El asesino de su hija

Frente a las costas de In-Chiang-Shan hay una pequeña isla llamada Dhzong-Min. En ella vivía un pescador con su mujer y sus dos hijos. Su nombre era Wang-Er-Lien y su único defecto era que siempre llevaba a toda su familia en su barca cuando salía a pescar.
-No está bien que hagas eso -le aconsejaban los otros pescadores. El mar es peligroso y se ceba siempre en los más débiles.
Pero Wang-Er-Lien se reía de sus consejos y decía:
-¿Qué pueden temer mi mujer y mis hijos? Se puede decir que han nacido en el mar y él lo sabe.
Un día, como era su costumbre, toda la familia Wang salió a pescar. El tiempo era apacible, pero, al regresar, se levantó una tormenta y la barca volcó.
-¡Hazte cargo de la niña! -gritó la señora Wang.

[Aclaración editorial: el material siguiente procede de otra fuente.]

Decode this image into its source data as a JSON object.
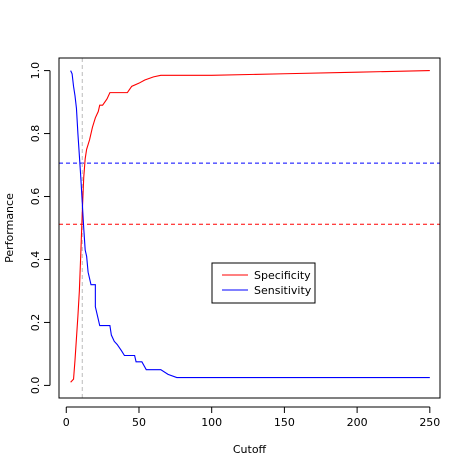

Pero el marido entendió que los dos niños están a salvo y gritó desde el seno de una ola:
-¡Está bien! ¡Voy a ver si logro salvar la barca! Nadad hacia la costa. Allí nos veremos.
Al llegar a la playa, se dieron cuenta del equívoco y lloraron con amargura.
-¿Por qué será el viento tan cruel? -preguntó, desesperado, Wang-Er-Lien. Fue él el que cambió el sentido de tus palabras.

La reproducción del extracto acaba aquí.